Die Folgen waren geöffnete Fugen, Rissbildungen, Verwerfungen des Bildträgers sowie eine zunehmende Destabilisierung der Malschicht. Im Rahmen der Diplomarbeit an der Akademie der bildenden Künste Wien wurde das Gemälde im Bundesdenkmalamt umfassend untersucht und konservatorisch behandelt. Zunächst erfolgte die sorgfältige Dokumentation des Zustands sowie materialtechnische Untersuchungen.

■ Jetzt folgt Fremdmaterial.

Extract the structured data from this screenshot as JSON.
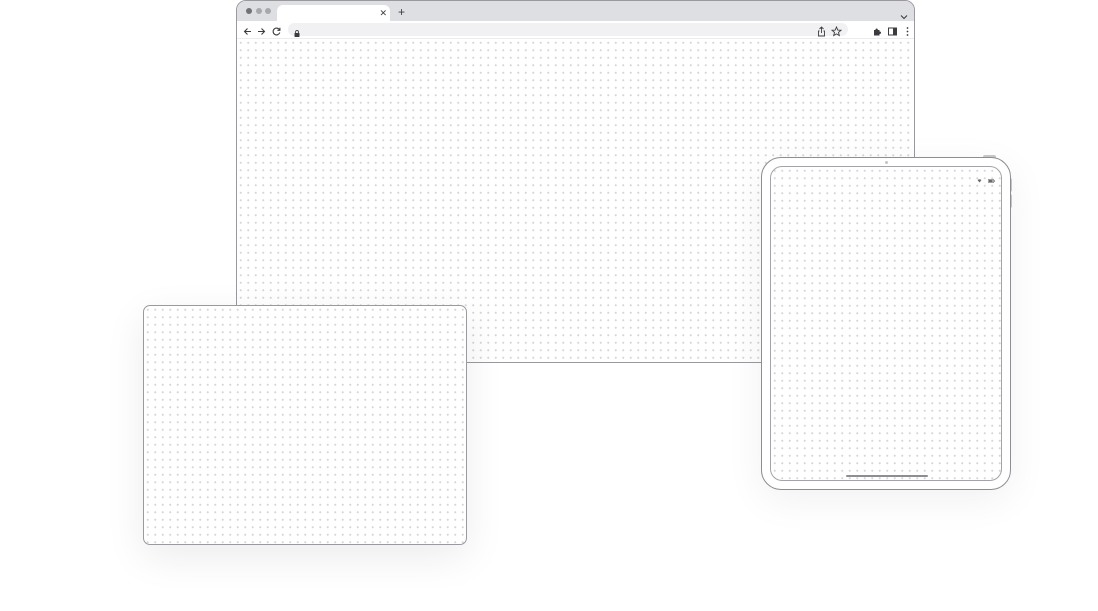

Anschließend wurden die schädlichen Querleisten entfernt. Risse und geöffnete Fugen konnten durch das Einbringen einer Leimfasermischung stabilisiert und geschlossen werden, während fraßgeschädigte Holzbereiche konsolidiert wurden. Ein wesentlicher Schritt war die Überarbeitung der originalen Gratleisten: Diese wurden temporär ausgebaut und so modifiziert, dass sie mithilfe eines Federsystems wieder beweglich sind und auf klimatische Veränderungen reagieren können.
Dadurch konnte die Spannungsbelastung im Holz deutlich reduziert werden. Begleitende Laserscans vor und nach den Maßnahmen machten die erzielte leichte Begradigung der Tafel messbar und dokumentierten die weiterhin bestehende, aber reduzierte Deformationstendenz. Parallel dazu wurde die Malschicht gefestigt. Lockerungen und dachförmig aufstehende Farbschollen wurden konsolidiert, um weitere Verluste zu verhindern. Ergänzend legte man gezielt Referenzflächen an, auf denen eine mögliche Abnahme des vergilbten Firnisses sowie älterer Übermalungen erprobt wurde.
Diese zeigen, dass in vielen Bereichen noch gut erhaltene originale Malschichten vorhanden ist, während andere Zonen bereits stärkere Verluste aufweisen. Das Gemälde ist nun konservatorisch stabilisiert und damit langfristig für die Nachwelt gesichert. Weiterführende Maßnahmen an der Vorderseite sind derzeit nicht dringend erforderlich; auf Basis der angelegten Musterflächen können diese jedoch bei Bedarf jederzeit umgesetzt werden. Der Blick auf das Bild lädt nun dazu ein, sowohl seine künstlerische Qualität als auch die sorgfältige Arbeit hinter seiner Erhaltung bewusst wahrzunehmen.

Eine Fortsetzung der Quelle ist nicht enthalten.